Categories
Reviews

Black Is Beautiful: The Photography of Kwame Brathwaite at the Museum of the African Diaspora, San Francisco

BY Roula Seikaly, March 3, 2020

Black Is Beautiful, the robust Kwame Brathwaite retrospective on view this winter, deftly conveyed the spirit of community and entrepreneurship that influenced the fight for self-determination, equality, and civil rights among African Americans in the mid-20th century.

Born to Barbadian-immigrant parents, Brathwaite grew up in a multicultural Bronx enclave and after graduating from high school, he and his brother Elombe, along with other collaborators, founded AJASS, the African Jazz-Art Society & Studios. Described by Black Is Beautiful curator Dr. Tanisha C. Ford as a “radical collective of playwrights, graphic artists, dancers, and fashion designers,” AJASS members modeled their collaboration on previous generations who had formed social clubs that affirmed and fortified multiple black cultural identities. 

Brathwaite’s devotion to jazz is evident in the black-and-white photographs presented over half of MoAD’s third-floor gallery. Capturing unguarded moments between sets or slow-burning performances by such legends as Max Roach and Miles Davis, Brathwaite’s compositions convey the moment when jazz forever altered the American pop cultural lexicon. Moreover, photographs of AJASS patrons and audiences mark a pivotal moment in which black Americans created and occupied space in opposition to white culture.

Thanks to this exhibition, Brathwaite’s photographs are gaining long-overdue recognition in a fine-art context, but from the 1960s on, they were well known to black audiences. Ephemera on view, including AJASS event flyers, posters, and advertisements in newspapers and magazines, demonstrate a command of visual and textual language that subverted mainstream corporate agendas, which overwhelmingly constructed black culture as Other. 

Kwame Brathwaite, Grandassa Models at the Merton Simpson Gallery, New York, ca. 1967. Courtesy the artist and Philip Martin Gallery

Foremost in his beautifully subversive marketing efforts were images of the Grandassa Models, an AJASS-associated women’s cooperative that refused to accept Western beauty standards – straight hair, light skin, rail-thin bodies – that were promoted by popular magazines, even those aimed at black audiences, including Ebony and Jet. Embodying black nationalist principles including economic self-sufficiency and racial pride, the Grandassa Models designed, sewed, and modeled African-inspired clothing.

Sikolo Brathwaite wearing a headpiece designed by Carolee Prince, African Jazz-Art Society and Studios, Harlem, ca. 1968, resonates with contemporaneous portraits by Nigerian photographer J.D. ‘Okhai Ojeikere (1930-2014).

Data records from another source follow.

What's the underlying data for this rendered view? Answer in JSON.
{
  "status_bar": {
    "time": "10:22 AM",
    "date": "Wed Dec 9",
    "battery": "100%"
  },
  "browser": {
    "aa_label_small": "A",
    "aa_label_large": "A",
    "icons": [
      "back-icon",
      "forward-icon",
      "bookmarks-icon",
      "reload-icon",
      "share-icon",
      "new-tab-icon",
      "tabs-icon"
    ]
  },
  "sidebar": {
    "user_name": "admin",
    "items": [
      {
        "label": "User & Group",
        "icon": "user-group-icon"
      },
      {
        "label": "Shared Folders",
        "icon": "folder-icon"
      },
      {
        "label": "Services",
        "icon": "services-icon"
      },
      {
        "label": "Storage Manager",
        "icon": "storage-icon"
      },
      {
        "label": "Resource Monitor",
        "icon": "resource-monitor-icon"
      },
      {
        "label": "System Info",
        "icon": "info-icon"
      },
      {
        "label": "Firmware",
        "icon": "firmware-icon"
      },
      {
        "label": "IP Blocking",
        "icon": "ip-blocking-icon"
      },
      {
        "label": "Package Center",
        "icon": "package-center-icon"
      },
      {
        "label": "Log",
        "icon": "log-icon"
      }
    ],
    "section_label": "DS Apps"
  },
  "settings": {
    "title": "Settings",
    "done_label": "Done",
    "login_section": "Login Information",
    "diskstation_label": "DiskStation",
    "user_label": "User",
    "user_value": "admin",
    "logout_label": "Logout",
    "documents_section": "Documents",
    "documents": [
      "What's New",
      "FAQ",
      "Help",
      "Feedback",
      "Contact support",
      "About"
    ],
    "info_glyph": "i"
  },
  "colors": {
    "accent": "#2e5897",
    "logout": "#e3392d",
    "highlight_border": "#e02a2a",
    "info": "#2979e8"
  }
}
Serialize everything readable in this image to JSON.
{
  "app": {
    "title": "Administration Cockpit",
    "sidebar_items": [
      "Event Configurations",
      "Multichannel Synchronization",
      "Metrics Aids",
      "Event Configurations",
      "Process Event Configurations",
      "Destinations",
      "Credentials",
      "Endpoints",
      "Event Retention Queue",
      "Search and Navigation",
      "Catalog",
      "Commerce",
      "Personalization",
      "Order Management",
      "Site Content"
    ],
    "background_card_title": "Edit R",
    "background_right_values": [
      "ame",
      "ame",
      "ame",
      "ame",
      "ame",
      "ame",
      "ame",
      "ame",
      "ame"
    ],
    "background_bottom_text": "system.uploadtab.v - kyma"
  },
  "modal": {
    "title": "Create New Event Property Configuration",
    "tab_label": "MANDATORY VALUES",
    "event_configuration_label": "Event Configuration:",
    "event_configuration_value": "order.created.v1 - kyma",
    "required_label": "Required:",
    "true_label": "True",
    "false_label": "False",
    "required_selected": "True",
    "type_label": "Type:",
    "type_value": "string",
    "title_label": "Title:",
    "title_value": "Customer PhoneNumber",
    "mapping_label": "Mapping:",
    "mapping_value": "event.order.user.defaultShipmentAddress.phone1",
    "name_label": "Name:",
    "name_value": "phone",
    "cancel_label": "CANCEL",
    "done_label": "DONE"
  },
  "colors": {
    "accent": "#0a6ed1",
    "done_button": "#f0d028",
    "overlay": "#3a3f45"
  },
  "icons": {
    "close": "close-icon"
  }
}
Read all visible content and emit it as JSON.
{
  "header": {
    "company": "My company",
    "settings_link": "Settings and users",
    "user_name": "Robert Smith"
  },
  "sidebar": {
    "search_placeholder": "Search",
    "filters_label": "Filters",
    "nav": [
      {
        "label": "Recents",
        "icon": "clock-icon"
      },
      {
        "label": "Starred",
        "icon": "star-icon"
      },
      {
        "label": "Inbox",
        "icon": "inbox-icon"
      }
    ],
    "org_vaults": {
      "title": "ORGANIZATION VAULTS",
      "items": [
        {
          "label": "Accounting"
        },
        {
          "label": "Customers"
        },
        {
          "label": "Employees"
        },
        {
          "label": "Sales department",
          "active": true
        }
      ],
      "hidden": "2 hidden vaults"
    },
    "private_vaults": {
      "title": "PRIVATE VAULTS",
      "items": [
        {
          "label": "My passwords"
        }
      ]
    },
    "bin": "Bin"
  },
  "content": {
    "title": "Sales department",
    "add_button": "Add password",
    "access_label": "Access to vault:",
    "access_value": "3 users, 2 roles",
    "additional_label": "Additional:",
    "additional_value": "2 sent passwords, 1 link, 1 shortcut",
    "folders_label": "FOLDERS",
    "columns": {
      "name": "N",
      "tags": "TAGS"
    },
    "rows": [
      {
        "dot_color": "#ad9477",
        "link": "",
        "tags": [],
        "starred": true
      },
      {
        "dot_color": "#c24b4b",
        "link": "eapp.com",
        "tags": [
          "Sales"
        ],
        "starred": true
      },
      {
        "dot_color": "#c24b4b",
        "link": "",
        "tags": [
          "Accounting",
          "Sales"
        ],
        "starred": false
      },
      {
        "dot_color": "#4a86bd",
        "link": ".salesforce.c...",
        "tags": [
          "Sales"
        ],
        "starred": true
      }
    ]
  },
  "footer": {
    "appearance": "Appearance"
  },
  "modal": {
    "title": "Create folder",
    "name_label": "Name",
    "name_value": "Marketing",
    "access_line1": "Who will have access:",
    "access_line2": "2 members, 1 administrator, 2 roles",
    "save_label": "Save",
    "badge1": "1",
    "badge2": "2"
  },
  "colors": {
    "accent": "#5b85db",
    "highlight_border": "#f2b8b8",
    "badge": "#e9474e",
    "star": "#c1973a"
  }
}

Isolated against a concentrated ochre backdrop, the headpiece and earrings suggest the sartorial choices that were part of the transnational African political and cultural consciousness that Brathwaite and many associated with the Black Is Beautiful movement embraced.

It’s not coincidental that Aperture produced the books and exhibitions Black Is Beautiful and Antwaun Sargent’s The New Black Vanguard: Photography Between Art and Fashion in close succession. Sargent’s project centers on contemporary black fashion photographers whose work blurs the line between commercial and fine-art photography. Their work marshals social media’s 24/7 immediacy, but also considers old-school formats including publications and billboards. That important aspect, plus a consideration of how contemporary photographers de-emphasize the white gaze, link these projects in profound ways. Black Is Beautiful celebrates Brathwaite’s vision and the cultural basis from which subsequent appreciation of black cultural accomplishment starts.